Historically, the term is tied to the environmental justice social movement that began in the 1970s and 1980s in the United States. There is discourse on environmental racism in the U.S. among progressive academics and climate advocacy groups who focus on cases from other countries.

On the international level, policies that have been described as environmentally racist included corporations exporting dirty technologies, dangerous chemicals or waste materials banned by domestic laws to developing countries, with lax environmental policies and safety practices (pollution havens).

The first report to draw a relationship between race, income, and risk of exposure to pollutants was the Council of Environmental Quality's "Annual Report to the President" in 1971. After protests in Warren County, North Carolina, the United Church of Christ commissioned a report exploring the concept.

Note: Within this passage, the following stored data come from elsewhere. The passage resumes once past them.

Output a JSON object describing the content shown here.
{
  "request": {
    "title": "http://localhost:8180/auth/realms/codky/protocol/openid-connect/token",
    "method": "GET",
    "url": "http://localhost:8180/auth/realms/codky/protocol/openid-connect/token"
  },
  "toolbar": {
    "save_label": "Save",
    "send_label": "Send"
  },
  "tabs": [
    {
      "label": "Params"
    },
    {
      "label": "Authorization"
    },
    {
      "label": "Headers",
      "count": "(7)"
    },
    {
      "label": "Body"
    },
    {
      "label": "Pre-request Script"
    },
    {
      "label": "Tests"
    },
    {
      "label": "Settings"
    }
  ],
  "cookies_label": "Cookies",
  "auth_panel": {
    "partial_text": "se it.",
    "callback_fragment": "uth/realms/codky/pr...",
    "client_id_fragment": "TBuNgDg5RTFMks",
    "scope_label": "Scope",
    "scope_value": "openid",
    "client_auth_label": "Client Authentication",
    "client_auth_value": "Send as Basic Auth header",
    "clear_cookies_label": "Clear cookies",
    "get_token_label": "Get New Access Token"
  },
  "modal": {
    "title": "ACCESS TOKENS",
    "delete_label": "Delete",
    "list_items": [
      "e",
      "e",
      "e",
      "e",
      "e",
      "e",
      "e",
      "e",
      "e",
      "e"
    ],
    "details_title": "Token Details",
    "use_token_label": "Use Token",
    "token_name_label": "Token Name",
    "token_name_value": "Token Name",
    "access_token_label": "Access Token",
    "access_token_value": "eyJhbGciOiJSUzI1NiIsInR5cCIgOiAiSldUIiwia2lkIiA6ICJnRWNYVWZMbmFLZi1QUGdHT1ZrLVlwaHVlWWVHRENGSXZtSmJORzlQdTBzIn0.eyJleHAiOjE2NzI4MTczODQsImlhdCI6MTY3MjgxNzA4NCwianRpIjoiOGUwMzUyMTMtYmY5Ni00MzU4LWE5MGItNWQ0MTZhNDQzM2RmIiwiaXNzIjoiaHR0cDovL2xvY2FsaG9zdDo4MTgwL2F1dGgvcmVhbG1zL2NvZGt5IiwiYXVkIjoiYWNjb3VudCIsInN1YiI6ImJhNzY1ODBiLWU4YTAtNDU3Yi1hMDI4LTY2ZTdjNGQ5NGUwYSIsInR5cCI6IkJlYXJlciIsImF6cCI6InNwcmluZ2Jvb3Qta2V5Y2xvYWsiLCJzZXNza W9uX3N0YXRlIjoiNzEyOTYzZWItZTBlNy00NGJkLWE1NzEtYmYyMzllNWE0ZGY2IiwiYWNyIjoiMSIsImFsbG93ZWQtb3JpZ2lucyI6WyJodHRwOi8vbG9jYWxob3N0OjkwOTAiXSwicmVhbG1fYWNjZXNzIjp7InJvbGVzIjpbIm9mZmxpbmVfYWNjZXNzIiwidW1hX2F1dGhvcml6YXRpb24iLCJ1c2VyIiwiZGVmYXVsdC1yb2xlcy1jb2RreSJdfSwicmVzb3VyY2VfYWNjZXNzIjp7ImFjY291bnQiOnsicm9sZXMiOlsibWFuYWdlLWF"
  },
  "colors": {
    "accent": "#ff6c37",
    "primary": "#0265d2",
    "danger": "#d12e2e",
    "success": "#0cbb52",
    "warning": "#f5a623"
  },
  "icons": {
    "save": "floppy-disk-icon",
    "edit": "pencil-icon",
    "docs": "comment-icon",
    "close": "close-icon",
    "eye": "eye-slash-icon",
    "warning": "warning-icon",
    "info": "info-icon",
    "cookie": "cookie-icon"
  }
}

In 1979, Robert D. Bullard, a sociologist at Texas Southern University, completed a report describing the futile attempt of an affluent African-American community in Houston, Texas to block the siting of a hazardous waste landfill in their community. This paper provided evidence that race, not just income status, was a probable factor in this local "uninvited" land-use decision. In 1977, Sidney Howe, Director of the Human Environment Center, suggested that people positioned in a lower socioeconomic level of their respective communities were exposed to more pollution than others, and that those creating the most pollution live in the least polluted places. He used the term environmental justice to describe the corrective measures needed to address this disparity. Those claims have not been evaluated.